Jaideep S Talwalkar1, David Chartash2, Lisa Zhang2

  • 1Departments of Medicine and Pediatrics, Yale School of Medicine, 367 Cedar Street, Bldg D, New Haven, CT, 06510, United States, 1 203-737-4190, 1 203-737-4199.

JMIR Medical Education
|May 28, 2026

View abstract on PubMed

Summary
This summary is machine-generated.

Ambient artificial intelligence (AI) scribes enhance medical education feedback quality without increasing instructor workload.
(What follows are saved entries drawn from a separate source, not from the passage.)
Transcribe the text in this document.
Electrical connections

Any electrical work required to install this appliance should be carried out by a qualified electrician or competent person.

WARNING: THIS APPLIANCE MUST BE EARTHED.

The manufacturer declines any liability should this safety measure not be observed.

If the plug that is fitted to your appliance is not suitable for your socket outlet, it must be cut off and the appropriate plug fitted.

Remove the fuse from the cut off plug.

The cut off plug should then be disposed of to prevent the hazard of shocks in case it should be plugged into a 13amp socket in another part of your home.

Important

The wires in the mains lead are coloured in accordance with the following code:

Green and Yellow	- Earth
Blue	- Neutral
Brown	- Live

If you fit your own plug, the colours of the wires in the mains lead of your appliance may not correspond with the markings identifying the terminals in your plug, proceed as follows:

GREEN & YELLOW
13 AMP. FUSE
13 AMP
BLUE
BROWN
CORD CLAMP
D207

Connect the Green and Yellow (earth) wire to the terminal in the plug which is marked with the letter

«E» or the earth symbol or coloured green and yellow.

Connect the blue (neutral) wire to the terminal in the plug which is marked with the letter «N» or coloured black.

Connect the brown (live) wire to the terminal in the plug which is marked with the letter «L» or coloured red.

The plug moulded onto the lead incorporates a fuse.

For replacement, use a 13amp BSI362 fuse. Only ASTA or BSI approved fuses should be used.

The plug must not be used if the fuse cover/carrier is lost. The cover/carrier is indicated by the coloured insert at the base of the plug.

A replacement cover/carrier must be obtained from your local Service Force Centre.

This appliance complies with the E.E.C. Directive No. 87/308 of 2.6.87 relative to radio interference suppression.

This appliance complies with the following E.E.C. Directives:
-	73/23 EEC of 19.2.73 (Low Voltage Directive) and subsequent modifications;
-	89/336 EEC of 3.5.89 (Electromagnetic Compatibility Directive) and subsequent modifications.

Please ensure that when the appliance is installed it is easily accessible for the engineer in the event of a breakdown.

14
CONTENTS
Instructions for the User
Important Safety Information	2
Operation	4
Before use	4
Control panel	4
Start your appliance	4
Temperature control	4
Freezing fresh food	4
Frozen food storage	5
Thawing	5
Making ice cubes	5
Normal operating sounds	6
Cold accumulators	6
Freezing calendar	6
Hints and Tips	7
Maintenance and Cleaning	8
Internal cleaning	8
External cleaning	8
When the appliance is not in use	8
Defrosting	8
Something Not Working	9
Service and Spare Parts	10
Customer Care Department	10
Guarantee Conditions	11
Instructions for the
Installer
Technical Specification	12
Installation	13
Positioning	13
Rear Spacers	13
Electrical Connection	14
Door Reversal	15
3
This AI scribe-assisted workflow shows potential for transforming feedback documentation, despite minor inaccuracies requiring review.

Keywords:
AIambient scribeartificial intelligencecompetency-based educationfeedbackformative assessmentmedical student education

Related Experiment Videos

Area of Science:

  • Medical Education
  • Artificial Intelligence in Healthcare
  • Clinical Competence Development

Background:

  • High-quality feedback is crucial for medical trainees' clinical competence and professional growth.
  • Faculty face challenges in providing written feedback due to documentation burden.
  • Ambient AI scribes offer a potential solution by capturing and structuring clinical interactions.

Purpose of the Study:

  • To evaluate ambient AI scribes in generating educational feedback for first-year medical students.
  • To assess the impact of AI scribe-assisted workflows on feedback quality and instructor effort.

Main Methods:

  • Randomized controlled trial comparing human-only and AI scribe-assisted feedback workflows.
  • AI scribe generated transcripts, summarized into notes using large language models, and edited by instructors.
  • Feedback quality measured by the Evaluation of Feedback Captured Tool (EFeCT); task load and usability assessed via NASA-TLX and SUS.

Main Results:

  • AI scribe-assisted feedback (human-edited and unedited) demonstrated significantly higher EFeCT scores than human-only feedback (P<.001).
  • AI-assisted outputs were longer than human-only narratives (P<.001).
  • AI-generated feedback had low rates of mischaracterization (6.8%) and hallucination (1.7%), with most errors corrected during editing; task load and usability were comparable between groups.

Conclusions:

  • Ambient AI scribe-assisted workflows improve written narrative feedback quality without increasing instructor effort.
  • This technology has the potential to revolutionize feedback documentation in medical education.
  • Careful review is necessary to address occasional inaccuracies in AI-generated feedback.